Doch ob James die letzten 12 Stunden überhaupt noch schafft, ist unklar. Die Straßen sind voller wild gewordener Menschen, die randalieren, zertrümmern, vergewaltigen und töten. Die Hölle auf Erden geht dem Ende der Menschheit schon einmal voraus. Mitten in all dem Trubel sieht James die junge Rose (Angourie Rice), die gerade von zwei schmierigen Kerlen in ein Haus verschleppt wird. Er rettet das Mädchen. Doch was nun? Die Kleine hat ihre Familie in dem Chaos verloren. Und er will doch nur zu seinem Rave, was also soll er machen mit der Kleinen? So beginnt eine eigenartige Odyssee, die James und Rose die Gegend durchstreifen lässt auf der Suche nach Familien, Freunden und nach einem Sinn des Ganzen. Denn ja, so einfach ist die Frage dann doch nicht zu beantworten: Was tust du, wenn du weißt, dass du in ein paar Stunden sterben wirst? Und vor allem: Mit wem willst du dann sein?
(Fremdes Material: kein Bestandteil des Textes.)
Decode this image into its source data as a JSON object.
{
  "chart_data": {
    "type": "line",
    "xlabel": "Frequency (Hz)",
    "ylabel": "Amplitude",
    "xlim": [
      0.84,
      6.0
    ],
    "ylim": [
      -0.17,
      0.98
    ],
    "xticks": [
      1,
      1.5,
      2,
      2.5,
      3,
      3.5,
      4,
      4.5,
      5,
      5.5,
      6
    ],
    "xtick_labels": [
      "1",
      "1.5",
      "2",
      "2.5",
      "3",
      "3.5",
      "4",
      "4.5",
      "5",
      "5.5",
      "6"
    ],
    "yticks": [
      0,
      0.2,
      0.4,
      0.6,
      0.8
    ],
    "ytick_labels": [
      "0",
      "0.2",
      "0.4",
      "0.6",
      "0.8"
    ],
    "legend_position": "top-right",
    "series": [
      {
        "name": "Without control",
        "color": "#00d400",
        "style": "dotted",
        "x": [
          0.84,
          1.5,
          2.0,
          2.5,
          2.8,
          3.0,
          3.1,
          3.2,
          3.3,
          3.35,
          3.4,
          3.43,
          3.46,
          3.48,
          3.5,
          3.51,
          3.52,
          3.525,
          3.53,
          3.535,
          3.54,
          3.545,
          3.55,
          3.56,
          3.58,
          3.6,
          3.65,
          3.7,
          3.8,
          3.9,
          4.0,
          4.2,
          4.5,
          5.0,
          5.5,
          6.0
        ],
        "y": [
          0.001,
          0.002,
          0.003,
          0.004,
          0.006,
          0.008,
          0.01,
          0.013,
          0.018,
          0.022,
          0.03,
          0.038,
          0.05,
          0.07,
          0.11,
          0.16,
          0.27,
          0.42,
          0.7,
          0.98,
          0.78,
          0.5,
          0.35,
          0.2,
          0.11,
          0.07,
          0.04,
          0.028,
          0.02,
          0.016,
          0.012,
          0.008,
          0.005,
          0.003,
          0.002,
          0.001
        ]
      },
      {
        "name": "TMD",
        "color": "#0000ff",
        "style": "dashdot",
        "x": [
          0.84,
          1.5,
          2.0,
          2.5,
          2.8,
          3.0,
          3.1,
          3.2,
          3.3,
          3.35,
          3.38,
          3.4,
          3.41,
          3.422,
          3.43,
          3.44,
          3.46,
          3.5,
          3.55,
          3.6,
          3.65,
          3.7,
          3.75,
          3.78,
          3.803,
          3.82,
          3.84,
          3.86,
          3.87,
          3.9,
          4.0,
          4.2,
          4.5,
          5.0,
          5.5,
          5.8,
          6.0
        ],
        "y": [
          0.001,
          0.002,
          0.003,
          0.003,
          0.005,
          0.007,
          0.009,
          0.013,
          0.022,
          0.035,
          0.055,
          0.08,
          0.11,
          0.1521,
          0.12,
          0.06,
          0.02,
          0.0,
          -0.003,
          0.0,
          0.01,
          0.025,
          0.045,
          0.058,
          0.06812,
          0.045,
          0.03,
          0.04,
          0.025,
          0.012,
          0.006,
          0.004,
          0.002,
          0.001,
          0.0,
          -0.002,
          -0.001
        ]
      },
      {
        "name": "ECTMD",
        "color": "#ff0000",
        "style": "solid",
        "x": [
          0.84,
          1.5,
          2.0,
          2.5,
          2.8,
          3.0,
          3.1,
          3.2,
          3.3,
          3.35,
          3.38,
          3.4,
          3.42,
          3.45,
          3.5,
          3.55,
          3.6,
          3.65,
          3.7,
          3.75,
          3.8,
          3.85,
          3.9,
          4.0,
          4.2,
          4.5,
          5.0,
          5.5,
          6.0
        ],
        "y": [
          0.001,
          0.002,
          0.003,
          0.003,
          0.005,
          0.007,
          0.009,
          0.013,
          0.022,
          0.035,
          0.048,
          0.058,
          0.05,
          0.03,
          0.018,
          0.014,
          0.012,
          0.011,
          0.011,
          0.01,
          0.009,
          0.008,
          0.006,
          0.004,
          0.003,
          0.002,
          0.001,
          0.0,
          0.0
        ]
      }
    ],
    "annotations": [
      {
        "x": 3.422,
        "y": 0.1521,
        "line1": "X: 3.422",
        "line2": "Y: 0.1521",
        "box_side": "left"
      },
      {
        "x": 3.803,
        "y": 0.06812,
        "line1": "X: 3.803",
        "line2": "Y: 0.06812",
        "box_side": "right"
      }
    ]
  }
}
Ganz solide schwingt der Film hier hin und her zwischen Action und Melodram und für lange Zeit schafft er damit auch die Spannung zu halten. Die Bilder, die These Final Hours liefert, sind rau und markant, stets in Gelbtönen, mit gleißendem Licht und Staub, ja, irgendwie erinnern sie doch immer mal an die alte Mad Max- Trilogie. Wenige Filme vermögen ihre Umgebung so bedingungslos und ökonomisch einzusetzen wie dieser. Aber was blieb ihm auch anderes übrig bei solch einem kleinen Filmbudget. Und doch, neu ist das nicht und auch nicht innovativ.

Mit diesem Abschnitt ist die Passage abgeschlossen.